Thursday, 2 July 2009

NOT PJ: Form Fights Function

_BernardDarntonThis week Bernard Darnton pretends to get all fired up.

For millennia people have gazed into the fire and pondered. I ponder why we went to all the effort of inventing gas fires only to put fake ceramic logs in them.

The flame effect gas fires aren’t quite as naff as the “flame effect” bar heaters with the red lightbulb and rotating tin foil in the back that I remember from my childhood, but it’s still an odd thing to do.

Gazing into the flames, I realise that the attraction is gazing into the flames. But what irks me is that those flames come at a hefty price, namely that they stop the heater from heating anything. In technical terms: blue flames are hot, orange flames are not.

Fake-log gas fires aren’t quite as inefficient as real open fires but they’re as bad as you get down here, with Environment Canterbury (that’s marketing bollocks for “Canterbury Regional Council”) banning wood fires. They may be inefficient but it’s unfortunately rare to run into an old mate down at the pub who has a trailer-load of old electricity going spare.

Fire Our previous house had a much better gas heater. It wasn’t much to look at but it chucked out the heat like a Syrian nuclear reactor during an Israeli Air Force visit. Sadly, that house was afflicted by the fake log heater’s cultural cousin, the light fitting shaped like a candlestick, with all those little lightbulbs shaped like flames. Seriously – what sort of befuddled Jim Anderton think-alike looks at a lightbulb and says, “Bloody Thomas Edison. I wish we could go back to candles.”

A thing should do what it does well and good design should enhance that, not counter or cripple it. So many things are backwards-looking, ill thought out, or come from Korea and play silly tinkly tunes the moment they do anything, looking for praise like an attention deficient child, that it’s an absolute joy to see, hear, or touch something that has been well designed.

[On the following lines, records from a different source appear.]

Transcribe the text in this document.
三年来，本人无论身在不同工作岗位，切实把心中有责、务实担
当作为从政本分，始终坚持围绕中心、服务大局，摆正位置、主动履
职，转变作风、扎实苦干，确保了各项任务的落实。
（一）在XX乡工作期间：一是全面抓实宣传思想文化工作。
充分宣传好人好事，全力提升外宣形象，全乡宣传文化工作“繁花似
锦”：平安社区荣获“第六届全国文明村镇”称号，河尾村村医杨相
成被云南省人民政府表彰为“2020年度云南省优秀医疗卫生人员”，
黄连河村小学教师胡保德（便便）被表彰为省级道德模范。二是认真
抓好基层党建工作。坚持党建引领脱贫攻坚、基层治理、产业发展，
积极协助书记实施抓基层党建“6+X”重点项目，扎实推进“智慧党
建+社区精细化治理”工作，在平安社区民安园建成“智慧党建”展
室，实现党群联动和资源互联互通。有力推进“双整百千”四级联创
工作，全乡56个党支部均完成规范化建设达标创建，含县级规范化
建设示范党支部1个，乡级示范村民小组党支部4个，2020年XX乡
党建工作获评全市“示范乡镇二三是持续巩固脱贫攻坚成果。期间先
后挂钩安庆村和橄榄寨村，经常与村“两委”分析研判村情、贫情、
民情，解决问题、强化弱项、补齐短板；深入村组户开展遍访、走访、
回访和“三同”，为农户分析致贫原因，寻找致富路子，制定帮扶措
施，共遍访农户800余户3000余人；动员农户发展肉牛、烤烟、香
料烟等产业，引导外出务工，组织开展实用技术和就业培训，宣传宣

ipod-new However, even things that are famous for their great design have failings. My iPod for example: it has this desire to “shuffle” the tracks it plays, i.e. play them in whatever order it feels like. This is great if you just want music as background noise but it’s a pain in the arse when you’re listening to Teach Yourself Italian lessons. One moment you’re stumbling through “buongiorno!” and “arrivederci!” and the next moment all hell breaks loose: Nel mezzo del cammin di nostra vita mi ritrovai per una selva oscura che la diritta via era smarrita. You what? You’re not the only one who’s lost.

For all the iPod’s cleverness in only having one button it could do with another “just do what I bloody expect you to” button.

Actually, the iPod design should stay just as it is otherwise it would end up looking like every other cheap knock-off MP3 player that needs a space shuttle licence to drive it. But you can’t please everyone all the time. Especially not grumpy buggers who like to rant about how crap everything is just to stay warm. If only I could download a flame effect program from the iPhone App Store…

* * Read Bernard Darnton’s column every Thursday here at NOT PC * *

1 comment:

twr said...

The problem with the ipod designers is that they seem to be afflicted with the notion that fewer buttons = easier to use. They are wrong. The latest ipod has no buttons at all, and it's all but completely impossible to do anything with.